淡い青白い光が瞬き、空気の揺らぎが膜となって肉を覆う。掌を前に押し出すと光の網は収束し、熊の恵み全体を覆う透明な層へと変化する。触れると冷たく、しかし確かな強度を持ち、時間の流れを緩め腐敗を遠ざける保存の術が完成した。


「これで、新鮮なまま運べるはず」


青司は荷車に熊を慎重に載せ、籠や袋の間に収める。リオナは毛皮を整え、荷車のバランスを見て小さく頷いた。

「毛皮はリルトの街で売ることにしましょう。材料としても、かなりの値がつくはずやよ」

戦いを終えた安堵と、これからの計画を淡々と整理する狩人の落ち着きが混じった声だった。


青司は荷車に肉と赤い石を積み込み、赤い岩を改めて見上げる。

「岩から削り出すのは、また今度。
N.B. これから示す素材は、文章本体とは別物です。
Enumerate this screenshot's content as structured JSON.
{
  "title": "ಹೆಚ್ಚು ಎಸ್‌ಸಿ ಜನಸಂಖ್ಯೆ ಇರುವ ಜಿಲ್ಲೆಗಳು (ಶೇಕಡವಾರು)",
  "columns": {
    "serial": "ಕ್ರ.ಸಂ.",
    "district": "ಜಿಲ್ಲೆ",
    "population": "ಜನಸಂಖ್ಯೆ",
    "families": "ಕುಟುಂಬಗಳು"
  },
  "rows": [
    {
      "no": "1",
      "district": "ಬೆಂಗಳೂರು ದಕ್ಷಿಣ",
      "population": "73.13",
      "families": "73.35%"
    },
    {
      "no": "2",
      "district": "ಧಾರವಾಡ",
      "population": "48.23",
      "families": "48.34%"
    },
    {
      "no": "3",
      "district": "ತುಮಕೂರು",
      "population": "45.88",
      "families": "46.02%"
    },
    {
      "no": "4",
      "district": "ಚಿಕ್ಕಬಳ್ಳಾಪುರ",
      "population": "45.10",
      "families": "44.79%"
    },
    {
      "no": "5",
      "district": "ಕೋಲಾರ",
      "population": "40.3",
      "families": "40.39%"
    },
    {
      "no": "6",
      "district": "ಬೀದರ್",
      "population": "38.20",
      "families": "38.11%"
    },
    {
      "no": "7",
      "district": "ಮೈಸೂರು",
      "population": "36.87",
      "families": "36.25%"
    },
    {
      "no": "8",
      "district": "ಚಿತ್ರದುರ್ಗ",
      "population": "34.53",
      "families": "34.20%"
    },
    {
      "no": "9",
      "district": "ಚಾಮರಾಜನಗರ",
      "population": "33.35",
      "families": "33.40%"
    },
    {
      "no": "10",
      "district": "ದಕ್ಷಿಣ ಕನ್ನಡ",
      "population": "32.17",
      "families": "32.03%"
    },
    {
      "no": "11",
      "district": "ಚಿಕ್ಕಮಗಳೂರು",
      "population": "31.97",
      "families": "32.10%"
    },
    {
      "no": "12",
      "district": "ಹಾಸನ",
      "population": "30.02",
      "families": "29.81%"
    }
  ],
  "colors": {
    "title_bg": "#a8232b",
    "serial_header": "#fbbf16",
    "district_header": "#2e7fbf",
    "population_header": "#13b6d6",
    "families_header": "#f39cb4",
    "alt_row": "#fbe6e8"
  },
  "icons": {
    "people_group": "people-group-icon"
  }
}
今日は熊を持ち帰ることが優先だな」


リオナも頷き、腰に差した弓を軽く確認する。耳がわずかに揺れ、緊張の余韻がまだ残る。


二人は荷車を押し引きしながら、川沿いの小道を慎重に下る。水音や鳥のさえずりが朝霧に溶け込み、湿った土の匂いが鼻をくすぐる。血と汗で濡れた手を拭いながらも、二人の呼吸は徐々に落ち着き、静かな森の中に淡い朝の光が差し込む。


荷車の軋む音と、熊を覆う光の膜が微かに揺れる様子を、青司もリオナも確かめながら、互いに目を合わせることなく頷き合った。戦いの緊張から解放され、しかし命と森への敬意は静かに胸に残る――そんな午後の小道を、二人はゆっくりと進んでいった。